An FDA panel steps in to resolve confusion over a standard screening tool for endotoxins. Stay tuned!
Last year, we celebrated the 50th anniversary of a seminal publication elucidating the vital role horseshoe crabs played play in drug safety. The study showed how a horseshoe crab’s blood cells (amoebocytes) contained a clotting factor released outside cells in response to highly toxic, heat stable lipopolysaccharides (LPSs) known as endotoxins. In essence this was the birth of the Limulus Amebocyte Lysate (LAL) test, which the US Food and Drug Administration (FDA) approved in 1973 for testing drugs, products and devices that come in contact with the as an alternative method to the much slower and more expensive pyrogen test. The LAL has served us remarkably well, but in recent years a phenomenon known as low endotoxin recovery (LER) has raised questions about the utility of the test.
The fundamental issue surrounding LER comes down to a definition of potency vs. activity. Potency is the activity of LPS on a weight basis (EU/ng). Activity is merely that; activity relative to the primary LPS standard (RSE) or a secondary standard (CSE) that has been matched and calibrated with a specific lot of LAL. For any given raw material, in-process, or finished product sample, the pass/fail disposition of that sample is based on activity. The concern expressed by the FDA and some others is that LPS activity that has been lost in LER samples may be restored in vivo. If so, this could mean untoward pyrogenic patient reactions with unknown clinical consequences. But is this even possible?

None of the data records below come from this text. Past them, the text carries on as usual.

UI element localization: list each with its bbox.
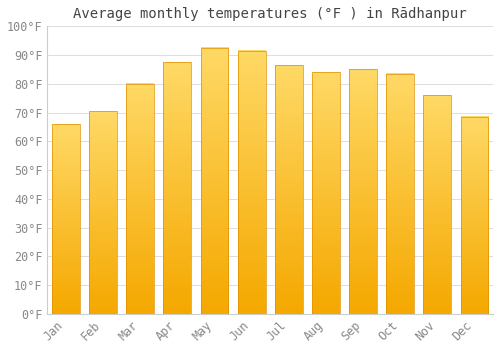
Bar: [386, 74, 414, 314]
Bar: [164, 62, 192, 314]
Bar: [238, 51, 266, 314]
Bar: [126, 84, 154, 314]
Bar: [424, 95, 452, 314]
Bar: [275, 65, 302, 314]
Bar: [89, 111, 117, 314]
Bar: [460, 117, 488, 314]
Bar: [349, 69, 377, 314]
Bar: [52, 124, 80, 314]
Bar: [200, 48, 228, 314]
Title: Average monthly temperatures (°F ) in Rādhanpur: Average monthly temperatures (°F ) in Rā…: [74, 7, 467, 21]
Bar: [312, 72, 340, 314]
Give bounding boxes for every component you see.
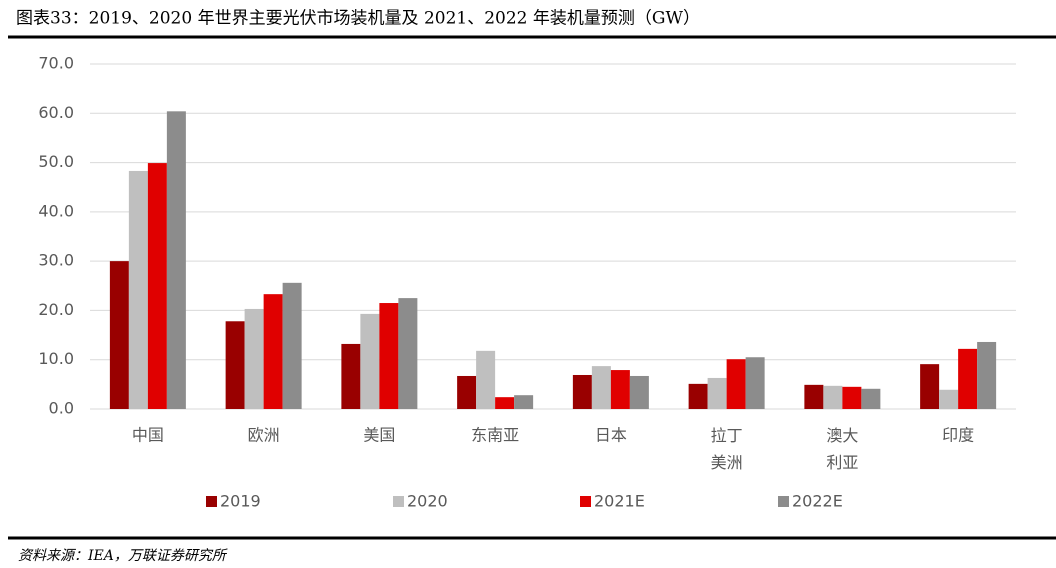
legend-label: 2020 bbox=[407, 492, 448, 511]
legend-swatch bbox=[393, 496, 404, 507]
x-tick-label: 美国 bbox=[363, 426, 395, 445]
bar bbox=[958, 348, 978, 409]
bar bbox=[282, 282, 302, 409]
bar bbox=[457, 375, 477, 409]
y-tick-label: 0.0 bbox=[49, 399, 74, 418]
chart-title: 图表33：2019、2020 年世界主要光伏市场装机量及 2021、2022 年… bbox=[16, 9, 700, 29]
bar bbox=[629, 375, 649, 409]
bar bbox=[476, 350, 496, 409]
legend-swatch bbox=[778, 496, 789, 507]
bar bbox=[166, 111, 186, 410]
y-tick-label: 30.0 bbox=[38, 251, 74, 270]
bar bbox=[341, 343, 361, 409]
legend-label: 2019 bbox=[220, 492, 261, 511]
bar bbox=[610, 370, 630, 409]
y-tick-label: 40.0 bbox=[38, 201, 74, 220]
bar bbox=[514, 395, 534, 409]
x-tick-label: 澳大利亚 bbox=[826, 426, 858, 472]
bar bbox=[379, 303, 399, 409]
bar bbox=[398, 298, 418, 409]
y-tick-label: 70.0 bbox=[38, 54, 74, 73]
bar bbox=[360, 313, 380, 409]
source-note: 资料来源：IEA，万联证券研究所 bbox=[18, 548, 228, 564]
legend-swatch bbox=[580, 496, 591, 507]
bar bbox=[688, 383, 708, 409]
bar bbox=[591, 366, 611, 409]
bar bbox=[263, 294, 283, 409]
y-tick-label: 10.0 bbox=[38, 349, 74, 368]
bar bbox=[707, 377, 727, 409]
x-tick-label: 拉丁美洲 bbox=[711, 426, 743, 472]
bar bbox=[495, 397, 515, 409]
bar bbox=[977, 341, 997, 409]
bar bbox=[225, 321, 245, 409]
bar bbox=[842, 386, 862, 409]
x-tick-label: 印度 bbox=[942, 426, 974, 445]
x-tick-label: 中国 bbox=[132, 426, 164, 445]
x-tick-label: 东南亚 bbox=[471, 426, 519, 445]
bar bbox=[823, 385, 843, 409]
bar bbox=[745, 357, 765, 409]
bar bbox=[939, 389, 959, 409]
bar bbox=[726, 359, 746, 409]
legend-swatch bbox=[206, 496, 217, 507]
bar bbox=[861, 388, 881, 409]
bar bbox=[244, 308, 264, 409]
x-tick-label: 日本 bbox=[595, 426, 627, 445]
legend-label: 2022E bbox=[792, 492, 843, 511]
bar bbox=[920, 364, 940, 409]
bar bbox=[147, 163, 167, 409]
y-tick-label: 20.0 bbox=[38, 300, 74, 319]
bar bbox=[128, 170, 148, 409]
bar bbox=[804, 384, 824, 409]
legend-label: 2021E bbox=[594, 492, 645, 511]
y-tick-label: 60.0 bbox=[38, 103, 74, 122]
bar bbox=[572, 374, 592, 409]
x-tick-label: 欧洲 bbox=[248, 426, 280, 445]
bar bbox=[109, 261, 129, 409]
y-tick-label: 50.0 bbox=[38, 152, 74, 171]
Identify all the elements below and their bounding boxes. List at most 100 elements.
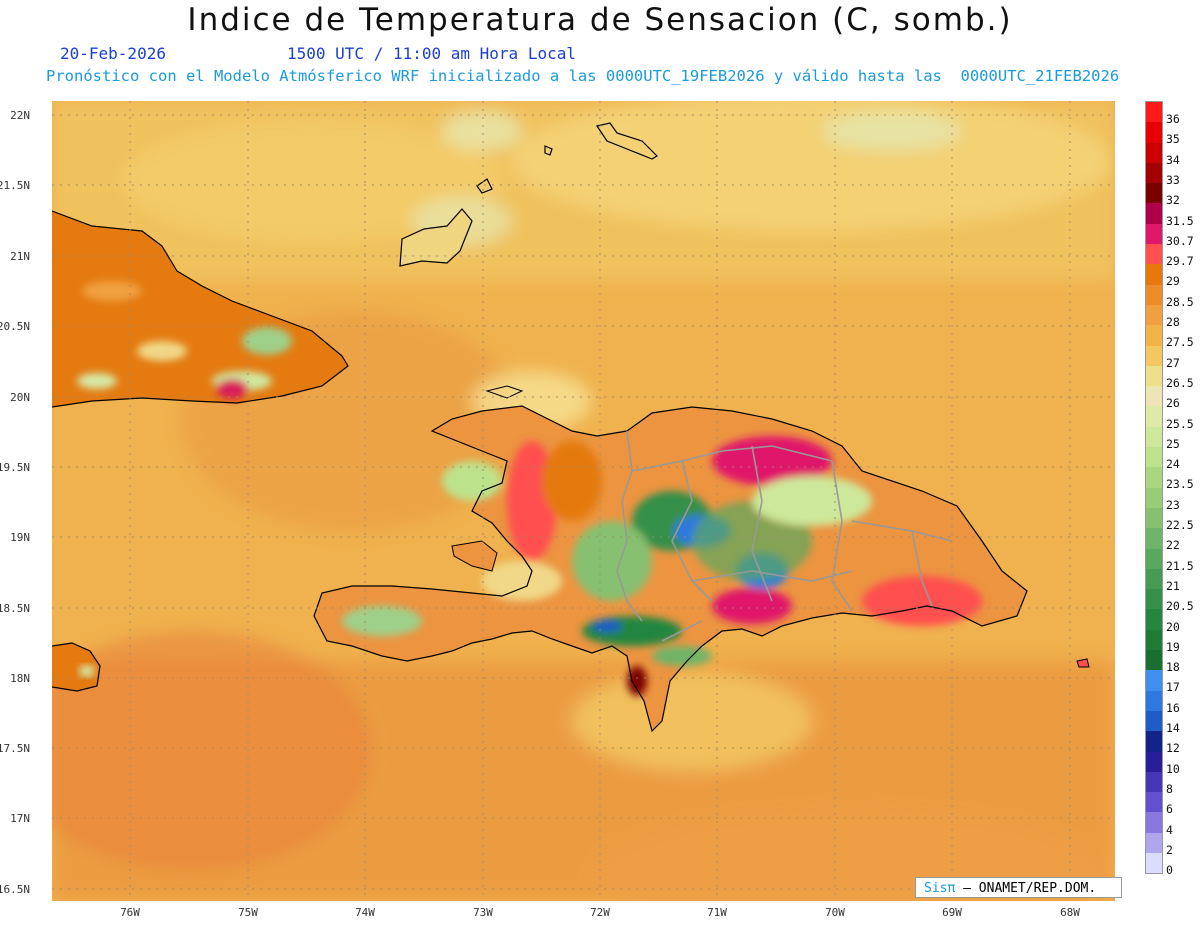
lat-label: 20N — [10, 391, 30, 404]
colorbar-label: 23.5 — [1166, 477, 1194, 492]
lat-label: 22N — [10, 109, 30, 122]
colorbar-label: 32 — [1166, 193, 1180, 208]
colorbar-swatch — [1146, 690, 1162, 711]
colorbar-label: 10 — [1166, 761, 1180, 776]
credit-text: – ONAMET/REP.DOM. — [955, 881, 1097, 896]
colorbar-label: 21 — [1166, 578, 1180, 593]
graticule — [52, 101, 1115, 901]
colorbar-swatch — [1146, 162, 1162, 184]
colorbar-label: 17 — [1166, 680, 1180, 695]
colorbar-label: 28.5 — [1166, 294, 1194, 309]
colorbar-label: 36 — [1166, 112, 1180, 126]
lon-label: 69W — [942, 906, 962, 919]
colorbar-swatch — [1146, 426, 1162, 448]
cuba-landmass — [52, 210, 349, 408]
colorbar-swatch — [1146, 731, 1162, 752]
colorbar-swatch — [1146, 264, 1162, 285]
colorbar-swatch — [1146, 528, 1162, 549]
heat-index-map — [52, 101, 1115, 901]
lon-label: 70W — [825, 906, 845, 919]
lon-label: 72W — [590, 906, 610, 919]
map-title: Indice de Temperatura de Sensacion (C, s… — [187, 2, 1013, 38]
colorbar-label: 34 — [1166, 152, 1180, 167]
lat-label: 18.5N — [0, 602, 30, 615]
colorbar-swatch — [1146, 244, 1162, 265]
colorbar-label: 26 — [1166, 396, 1180, 411]
colorbar-label: 25.5 — [1166, 416, 1194, 431]
colorbar-label: 24 — [1166, 457, 1180, 472]
colorbar-swatch — [1146, 650, 1162, 671]
colorbar-swatch — [1146, 203, 1162, 224]
lat-label: 17N — [10, 812, 30, 825]
hispaniola-landmass — [313, 385, 1028, 733]
colorbar-label: 4 — [1166, 822, 1173, 837]
colorbar-swatch — [1146, 852, 1162, 874]
lat-label: 21.5N — [0, 179, 30, 192]
lat-label: 19.5N — [0, 461, 30, 474]
colorbar-label: 20 — [1166, 619, 1180, 634]
colorbar-swatch — [1146, 102, 1162, 123]
colorbar-swatch — [1146, 467, 1162, 488]
colorbar-label: 28 — [1166, 315, 1180, 329]
colorbar-swatch — [1146, 487, 1162, 508]
colorbar-label: 27.5 — [1166, 335, 1194, 350]
colorbar-label: 8 — [1166, 781, 1173, 796]
colorbar-swatch — [1146, 568, 1162, 590]
jamaica-landmass — [52, 642, 101, 692]
lat-label: 21N — [10, 250, 30, 263]
colorbar-label: 31.5 — [1166, 213, 1194, 228]
colorbar-swatch — [1146, 832, 1162, 853]
lon-label: 71W — [707, 906, 727, 919]
colorbar-label: 16 — [1166, 700, 1180, 715]
colorbar-swatch — [1146, 792, 1162, 813]
colorbar-label: 18 — [1166, 660, 1180, 675]
lon-label: 76W — [120, 906, 140, 919]
colorbar-label: 21.5 — [1166, 558, 1194, 573]
credit-box: Sisπ – ONAMET/REP.DOM. — [915, 877, 1122, 898]
colorbar-label: 27 — [1166, 355, 1180, 370]
colorbar-label: 33 — [1166, 172, 1180, 187]
colorbar-swatch — [1146, 142, 1162, 163]
colorbar-swatch — [1146, 710, 1162, 732]
colorbar-label: 30.7 — [1166, 233, 1194, 248]
colorbar-swatch — [1146, 447, 1162, 468]
colorbar-swatch — [1146, 365, 1162, 387]
colorbar-swatch — [1146, 609, 1162, 630]
colorbar-swatch — [1146, 589, 1162, 610]
colorbar-swatch — [1146, 345, 1162, 366]
credit-brand: Sisπ — [924, 881, 956, 896]
colorbar-swatch — [1146, 406, 1162, 427]
colorbar-label: 14 — [1166, 721, 1180, 735]
colorbar-label: 35 — [1166, 132, 1180, 147]
lon-label: 73W — [473, 906, 493, 919]
colorbar-label: 25 — [1166, 436, 1180, 451]
colorbar-swatch — [1146, 304, 1162, 326]
colorbar-swatch — [1146, 670, 1162, 691]
colorbar-swatch — [1146, 507, 1162, 529]
colorbar-swatch — [1146, 284, 1162, 305]
colorbar-swatch — [1146, 812, 1162, 833]
lat-label: 19N — [10, 531, 30, 544]
colorbar-swatch — [1146, 183, 1162, 204]
lat-label: 17.5N — [0, 742, 30, 755]
lat-label: 18N — [10, 672, 30, 685]
lat-label: 20.5N — [0, 320, 30, 333]
colorbar-swatch — [1146, 548, 1162, 569]
model-description: Pronóstico con el Modelo Atmósferico WRF… — [46, 67, 1120, 85]
forecast-time: 1500 UTC / 11:00 am Hora Local — [287, 44, 576, 63]
colorbar-swatch — [1146, 386, 1162, 407]
colorbar-label: 22 — [1166, 538, 1180, 553]
colorbar-label: 22.5 — [1166, 518, 1194, 532]
colorbar-swatch — [1146, 771, 1162, 793]
colorbar-swatch — [1146, 751, 1162, 772]
forecast-date: 20-Feb-2026 — [60, 44, 166, 63]
colorbar-swatch — [1146, 325, 1162, 346]
colorbar — [1145, 101, 1163, 875]
lon-label: 68W — [1060, 906, 1080, 919]
colorbar-label: 6 — [1166, 802, 1173, 817]
colorbar-label: 29 — [1166, 274, 1180, 289]
colorbar-label: 26.5 — [1166, 375, 1194, 390]
colorbar-label: 29.7 — [1166, 254, 1194, 269]
lon-label: 75W — [238, 906, 258, 919]
colorbar-label: 12 — [1166, 741, 1180, 756]
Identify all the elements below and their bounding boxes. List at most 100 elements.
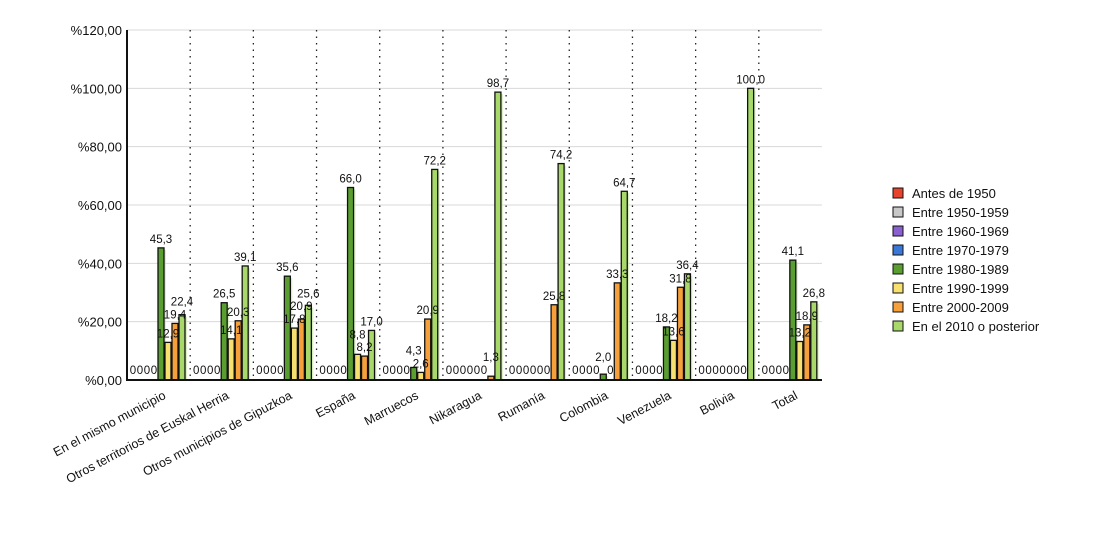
data-label: 12,9 [157,328,179,340]
data-label: 20,3 [227,307,249,319]
bar [367,329,376,381]
legend-label: Entre 1970-1979 [912,243,1009,258]
bar [297,318,306,381]
data-label: 0 [698,365,704,377]
legend-swatch [892,320,904,332]
data-label: 0 [453,365,459,377]
data-label: 0 [586,365,592,377]
x-tick-label: Colombia [557,388,610,425]
data-label: 74,2 [550,150,572,162]
data-label: 0 [277,365,283,377]
y-tick-label: %60,00 [78,198,122,213]
bar [424,318,432,381]
data-label: 0 [144,365,150,377]
data-label: 8,8 [350,329,366,341]
x-tick-label: Bolivia [698,388,737,418]
legend-swatch [892,263,904,275]
data-label: 0 [270,365,276,377]
legend-label: Entre 1980-1989 [912,262,1009,277]
bar [178,314,186,381]
bar [431,168,439,381]
legend-label: Entre 1960-1969 [912,224,1009,239]
bar [360,355,369,381]
data-label: 0 [326,365,332,377]
data-label: 4,3 [406,345,422,357]
data-label: 0 [712,365,718,377]
bar [283,275,292,381]
data-label: 0 [762,365,768,377]
data-label: 0 [579,365,585,377]
data-label: 72,2 [424,155,446,167]
data-label: 66,0 [339,174,361,186]
data-label: 0 [130,365,136,377]
data-label: 0 [733,365,739,377]
data-label: 20,9 [290,301,312,313]
data-label: 0 [200,365,206,377]
data-label: 0 [151,365,157,377]
data-label: 0 [481,365,487,377]
data-label: 0 [193,365,199,377]
y-tick-label: %100,00 [71,81,122,96]
data-label: 0 [635,365,641,377]
data-label: 41,1 [782,246,804,258]
data-label: 0 [333,365,339,377]
legend-swatch [892,187,904,199]
data-label: 18,9 [796,311,818,323]
data-label: 0 [319,365,325,377]
data-label: 26,8 [803,288,825,300]
data-label: 0 [207,365,213,377]
y-tick-label: %120,00 [71,23,122,38]
legend-label: Entre 1990-1999 [912,281,1009,296]
data-label: 19,4 [164,309,187,321]
y-tick-label: %40,00 [78,256,122,271]
data-label: 0 [537,365,543,377]
data-label: 31,8 [669,273,691,285]
bar [417,371,425,381]
data-label: 0 [572,365,578,377]
data-label: 0 [769,365,775,377]
legend-label: Entre 1950-1959 [912,205,1009,220]
data-label: 98,7 [487,78,509,90]
x-tick-label: Marruecos [362,388,421,428]
bar [746,87,755,381]
data-label: 64,7 [613,177,635,189]
data-label: 26,5 [213,289,235,301]
data-label: 0 [263,365,269,377]
data-label: 0 [467,365,473,377]
data-label: 2,0 [595,352,611,364]
legend-swatch [892,282,904,294]
data-label: 0 [390,365,396,377]
data-label: 0 [474,365,480,377]
data-label: 0 [705,365,711,377]
bar [304,304,313,381]
data-label: 0 [776,365,782,377]
bar [683,273,692,381]
bar [550,304,558,381]
data-label: 0 [544,365,550,377]
data-label: 20,9 [417,305,439,317]
legend-label: En el 2010 o posterior [912,319,1040,334]
bar [164,341,172,381]
y-tick-label: %20,00 [78,315,122,330]
data-label: 17,0 [360,316,382,328]
data-label: 13,2 [789,328,811,340]
data-label: 39,1 [234,252,256,264]
bar [227,338,235,381]
x-tick-label: Total [770,388,800,413]
data-label: 0 [340,365,346,377]
data-label: 0 [607,365,613,377]
legend-swatch [892,301,904,313]
data-label: 14,1 [220,325,242,337]
data-label: 100,0 [736,74,765,86]
legend-label: Antes de 1950 [912,186,996,201]
bar [241,265,249,381]
x-tick-label: Venezuela [615,388,673,428]
data-label: 0 [523,365,529,377]
data-label: 25,6 [297,288,319,300]
bar [346,186,355,381]
data-label: 2,6 [413,358,429,370]
legend-swatch [892,206,904,218]
data-label: 17,8 [283,314,305,326]
data-label: 8,2 [357,342,373,354]
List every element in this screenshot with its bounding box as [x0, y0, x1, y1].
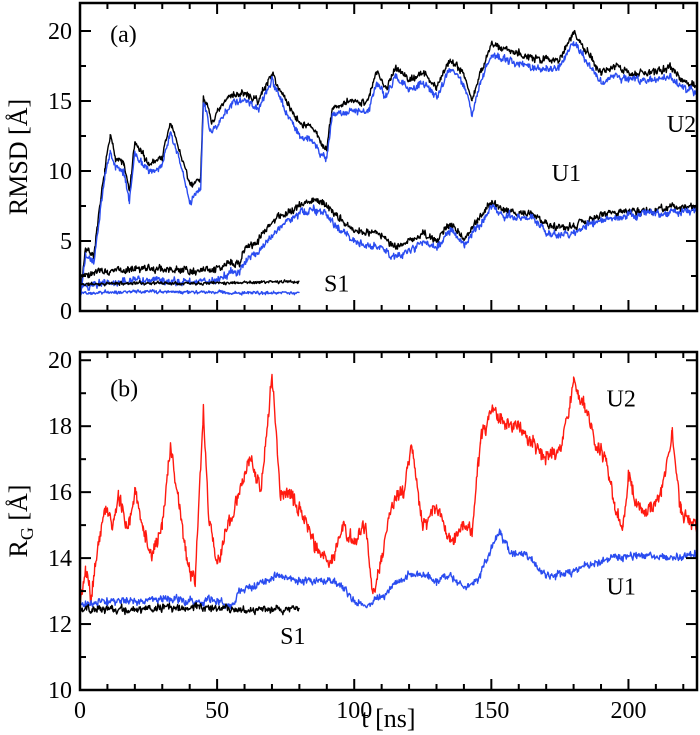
x-tick-label: 100	[336, 698, 372, 724]
x-axis-label: t [ns]	[361, 704, 415, 733]
y-tick-label: 5	[60, 229, 72, 255]
y-axis-label-subscript: G	[17, 527, 37, 540]
y-axis-label-main: R	[4, 539, 33, 557]
panel-a-rmsd: 0 5 10 15 20 (a) U2 U1 S1 RMSD [Å]	[4, 1, 699, 325]
plot-frame	[78, 1, 699, 313]
series-line-u1-blue	[79, 203, 698, 291]
plot-frame	[78, 350, 699, 692]
series-line-u2-red	[79, 373, 698, 606]
series-annotation-s1: S1	[324, 271, 349, 297]
x-tick-label: 150	[473, 698, 509, 724]
y-tick-label: 16	[48, 480, 72, 506]
x-tick-label: 50	[205, 698, 229, 724]
x-tick-label: 0	[74, 698, 86, 724]
series-line-u1-black	[79, 197, 698, 279]
series-annotation-u1: U1	[607, 574, 636, 600]
y-tick-label: 10	[48, 159, 72, 185]
y-axis-label: RMSD [Å]	[4, 99, 33, 215]
y-axis-label-unit: [Å]	[4, 485, 33, 528]
y-tick-label: 18	[48, 414, 72, 440]
series-line-s1-black	[79, 279, 300, 287]
y-axis-label: RG [Å]	[4, 485, 37, 558]
y-tick-label: 0	[60, 299, 72, 325]
series-annotation-u2: U2	[667, 112, 696, 138]
series-annotation-u2: U2	[607, 386, 636, 412]
series-line-s1-blue	[79, 289, 300, 296]
series-line-s1-black	[79, 602, 300, 616]
panel-label: (b)	[110, 377, 138, 403]
x-tick-label: 200	[610, 698, 646, 724]
y-tick-label: 14	[48, 546, 72, 572]
series-line-u2-black	[79, 29, 698, 302]
y-tick-label: 12	[48, 612, 72, 638]
series-line-u2-blue	[79, 41, 698, 301]
y-tick-label: 20	[48, 19, 72, 45]
series-annotation-s1: S1	[280, 624, 305, 650]
y-tick-label: 20	[48, 348, 72, 374]
series-line-u1-blue	[79, 528, 698, 610]
y-tick-label: 15	[48, 89, 72, 115]
panel-label: (a)	[110, 22, 137, 48]
series-annotation-u1: U1	[552, 161, 581, 187]
y-tick-label: 10	[48, 678, 72, 704]
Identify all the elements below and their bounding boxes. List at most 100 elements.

There are no peer-reviewed papers thus far that have demonstrated the latent expression of LPS and 40 years of LAL experience suggests that this concern in unfounded. To try and resolve this issue, the PDAcreated a task force that includes recognized and accomplished PDA scientists, members from LAL industry, and the FDA. Its mission is to establish clear definitions as to what LER is and what it is not, to identify the underlying mechanisms of LER, to assess the potential patient safety risk, and finally, to develop a standardized protocol for endotoxins hold time studies. Hopefully, the task force will help resolve this lingering confusion surrounding what appears to be an academic question. If not, expect this controversy and confusion to continue.
—John Dubczak, General Manager of Charles River’s Endotoxin and Microbial Detection Division.